Example: for lede you get the concise definition, even what "bury the lede" means https://i.imgur.com/2jcKHkh.png
Often I'll type a sentence and a word or two will get the red-underline. Rather than figure out exactly which letters I transposed, I just right-click and select the word I meant to type.
But half the time Mac OS can't figure it out. So I copy my misspelling, paste into Google, and the "Did You Mean...?" feature gets it right every time.
EDIT: Graphing lede,lead shows that 'lead' has always been in the lead with respect to usage. However, expanding the corpus timeline shows almost competing usage in 1564!
Because 'lead' has many other meanings and sees more usage in entirely different contexts.
Lead rhymes with read, whereas lead rhymes with read.
They already do have different spellings - lead and led.
I thought someone had some kind of semantic exploration going on about the origins of the word lead from it's beautiful origins of Norse Viking wisdom. But alas, I was mistaken.
At least according to one of my J-school profs who had come from industry. So, uh, take all that with a grain of salt, even though I believe it to probably be true.

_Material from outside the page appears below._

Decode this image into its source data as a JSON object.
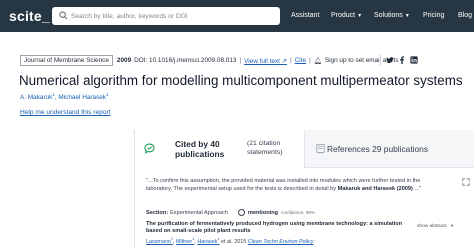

Edit: Wow, I must have a stocker who downvotes everything I post. This was downvoted within a minute of posting it. It's true, and relevant to the topic of the post.
Commenting on downvotes, (or upvotes for that matter, though that's less common) is a guideline violation ("Please don't comment about the voting on comments. It never does any good, and it makes boring reading.") I think its quite appropriate that violations of the guidelines get downvoted.
Yeah, I'm aware of that. But I'm willing to burn a few karma points to call this behavior out. It's really bizarre.
When I first discovered HN, I was really pleased that the tone of the discussion threads was, unlike just about every other place on the net, really civil. And it didn't even seem so much that it was the result of the moderators or the downvoters policing the tone, although that no doubt helped some. Instead, it simply seemed to be a byproduct of who the people were who posted here. They seemed to be cerebral people who could have spirited disagreements with someone, but stick to arguments based on reason and logic, without resorting to name-calling or personal attacks, as is common in so many other places. I really dug it.
And I have to say, the tone here is still pretty civil. But there seems to be a nasty passive-aggressive undercurrent that's developed in the last year or two where stories get quickly flagged into oblivion, and even the most innocuous comments, like mine above, get hammered with downvotes for no apparent reason. I again acknowledge that the Edit I added is a reason that some choose to downvote, but the original part, can someone offer a theory as to why that would attract downvotes?
But this reminded me of English’s:
Read, read? (Why not red?)
So, the best we have is the descriptivist rule: whatever it is people actually do, that's the rule. People actually write "lede" so, fine, it means what they say it means. Humpty Dumpty was right... at scale.
And that means that when people _change_ what they do, the rule changes and there's no authority to say otherwise.